Lelah
Menghabiskan hari Minggu dengan berjalan-jalan di mal atas permintaan Saka membuat Nay harus kembali berusaha menjaga agar suasana canggung menjadi seperti tak terjadi apa-apa pada hatinya.
Menyusuri lorong sepanjang pusat perbelanjaan dan saling mengobrol santai seolah mereka bak pasangan yang sangat mengasyikkan.
"Kita ke sana yuk!" ajak Saka seraya menunjuk ke sebuah toko buku.
"Oke!" Perempuan yang mengenakan celana denim biru gelap dan kemeja bergaris lengan panjang yang digulung hingga siku itu mengangguk.
"Sudah lama aku nggak ke sini," ujar Saka saat mereka berada mulai masuk. "Terakhir dua bulan sebelum Nina masuk rumah sakit. Setelah itu aku seperti nggak punya keinginan apa pun selain berdiam diri," sambungnya seraya mengambil salah satu novel best seller yang dipajang di bagian depan.
Seperti biasa, jika Saka sedang bercerita tentang Nina, dia hanya mendengar tanpa ingin memotong atau mengalihkan pembicaraan. Hal itu dia lakukan karena pernah dia dianggap Saka bosan dengan ceritanya.
Mungkin benar dia bosan dan merasa tak dianggap kehadirannya.
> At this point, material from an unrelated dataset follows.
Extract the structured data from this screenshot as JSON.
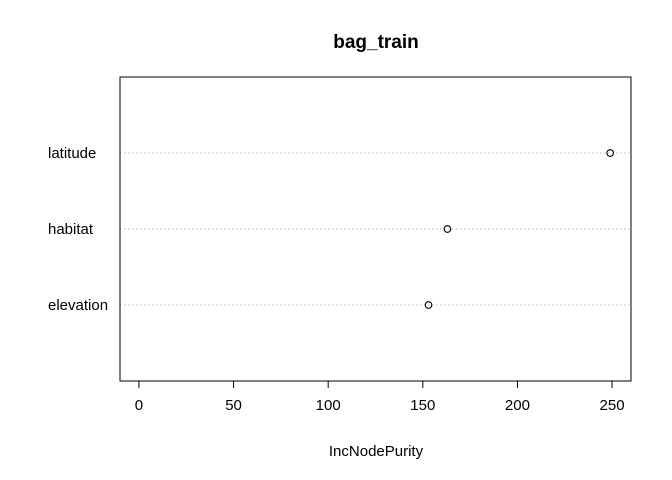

Bagaimana tidak, semua yang Saka temui dan semua yang pria itu lakukan seolah tak pernah jauh dari segala kenangan dengan Nina.
Mata Naysilla menyipit melihat buku yang disodorkan Saka padanya.
"Buat aku?" tanyanya heran seraya mengulurkan tangan mengambil buku itu dari tangan Saka.
Pria berkaus polo putih itu mengangguk.
"Kamu masih suka genre roman nggak?" balasnya tanpa melihat ekspresi Naysilla.
"Suka! Masih suka!"
"Kalau begitu buku itu cocok buat kamu!"
Nay menarik bibirnya singkat. Tentu saja buku-buku karya Nicolas Sparks selalu terbaik. Setidaknya ada dua buku yang dia miliki.
Naysilla masih bergeming menatap sampul novel dari penulis idolanya. Sejenak memorinya berkelana ketika Saka tak henti meledek karena menyukai kisah roman yang menurut pria itu hanya sekadar buatkan sang penulis.
"Kamu udah punya judul itu?"
Naysilla menggeleng cepat lalu mendekap novel itu di dadanya.
"Belum!"
Menaikkan alisnya Saka tersenyum.
"Kirain udah punya."
"Belum. Aku sudah lama pengin beli, tapi nggak pernah sempat mampir ke toko buku," jelasnya.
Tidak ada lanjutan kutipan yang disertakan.